Research Project: Integrating Remote Sensing, Measurements and Modeling for Multi-Scale Assessment of Water Availability, Use, and Quality in Agroecosystems

Location: Hydrology and Remote Sensing Laboratory

Title: The contribution of gauge-based precipitation and SMAP brightness temperature observations to the skill of the SMAP Level-4 soil moisture product

Author
item REICHLE, R. - National Aeronautics And Space Administration (NASA)
item LIU, Q. - National Aeronautics And Space Administration (NASA)
item ARDIZZONE, J. - National Aeronautics And Space Administration (NASA)
item Crow, Wade
item DONG, J. - US Department Of Agriculture (USDA)
item DE LANNOY, G. - Catholic University Of Leuven
item KIMBALL, J. - University Of Montana
item KOSTER, R. - National Aeronautics And Space Administration (NASA)

Submitted to: Journal of Hydrometeorology
Publication Type: Peer Reviewed Journal
Publication Acceptance Date: 1/5/2021
Publication Date: 2/1/2021
Citation: Reichle, R., Liu, Q., Ardizzone, J., Crow, W.T., Dong, J., De Lannoy, G., Kimball, J., Koster, R. 2021. The contribution of gauge-based precipitation and SMAP brightness temperature observations to the skill of the SMAP Level-4 soil moisture product.
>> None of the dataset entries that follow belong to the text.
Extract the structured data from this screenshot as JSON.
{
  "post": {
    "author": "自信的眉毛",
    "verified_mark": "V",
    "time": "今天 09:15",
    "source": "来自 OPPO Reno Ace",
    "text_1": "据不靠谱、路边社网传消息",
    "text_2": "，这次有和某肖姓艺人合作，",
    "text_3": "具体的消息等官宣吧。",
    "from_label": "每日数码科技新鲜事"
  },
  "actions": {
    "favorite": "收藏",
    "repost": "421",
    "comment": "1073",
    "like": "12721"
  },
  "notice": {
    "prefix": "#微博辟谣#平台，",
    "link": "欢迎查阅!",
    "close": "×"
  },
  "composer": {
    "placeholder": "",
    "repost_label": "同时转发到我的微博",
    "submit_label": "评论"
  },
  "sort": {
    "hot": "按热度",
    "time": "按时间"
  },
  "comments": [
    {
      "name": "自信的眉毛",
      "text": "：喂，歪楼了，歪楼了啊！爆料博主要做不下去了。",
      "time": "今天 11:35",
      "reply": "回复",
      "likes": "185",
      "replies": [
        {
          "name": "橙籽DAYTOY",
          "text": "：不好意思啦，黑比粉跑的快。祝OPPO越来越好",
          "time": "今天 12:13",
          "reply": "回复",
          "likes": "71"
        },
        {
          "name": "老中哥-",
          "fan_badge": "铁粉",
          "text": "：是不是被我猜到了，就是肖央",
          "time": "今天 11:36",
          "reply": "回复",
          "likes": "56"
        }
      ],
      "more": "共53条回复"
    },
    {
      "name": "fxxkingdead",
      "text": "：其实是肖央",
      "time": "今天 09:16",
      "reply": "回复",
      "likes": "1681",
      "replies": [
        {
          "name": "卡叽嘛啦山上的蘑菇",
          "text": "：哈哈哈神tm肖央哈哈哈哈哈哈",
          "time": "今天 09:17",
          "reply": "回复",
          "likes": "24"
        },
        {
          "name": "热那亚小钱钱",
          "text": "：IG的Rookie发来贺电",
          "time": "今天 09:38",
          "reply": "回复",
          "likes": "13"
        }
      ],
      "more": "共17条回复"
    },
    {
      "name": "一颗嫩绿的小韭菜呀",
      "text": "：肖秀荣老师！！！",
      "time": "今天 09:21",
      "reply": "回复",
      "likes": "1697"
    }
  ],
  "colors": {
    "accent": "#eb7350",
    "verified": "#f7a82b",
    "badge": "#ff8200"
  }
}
Journal of Hydrometeorology. 22(2):405–424. https://doi.org/10.1175/JHM-D-20-0217.1.
DOI: https://doi.org/10.1175/JHM-D-20-0217.1

Interpretive Summary: Soil moisture provides an important connection between the land surface water, energy, and carbon cycles. By routinely merging Soil Moisture Active Passive (SMAP) satellite observations and gauge-based precipitation data into a numerical model of land surface water and energy balance processes, NASA generates the global, 9-km resolution, 3-hourly Level-4 Soil Moisture (L4_SM) data product. The SMAP L4_SM product supports agricultural drought monitoring and yield forecasting and is currently being used operationally by the USDA National Agricultural Statistics Service to monitor root-zone soil moisture availability in the central United States. Using additional model simulations and validation against independent measurements, we find that the SMAP and precipitation data contribute similarly, and largely independently, to the accuracy of the L4_SM product. SMAP’s contribution to L4_SM accuracy is particularly large in poorly instrumented regions, including portions of South America, Africa, and central Australia. This work will be used by NASA to improve the utility of the SMAP L4_SM product for agricultural drought monitoring and yield forecasting applications.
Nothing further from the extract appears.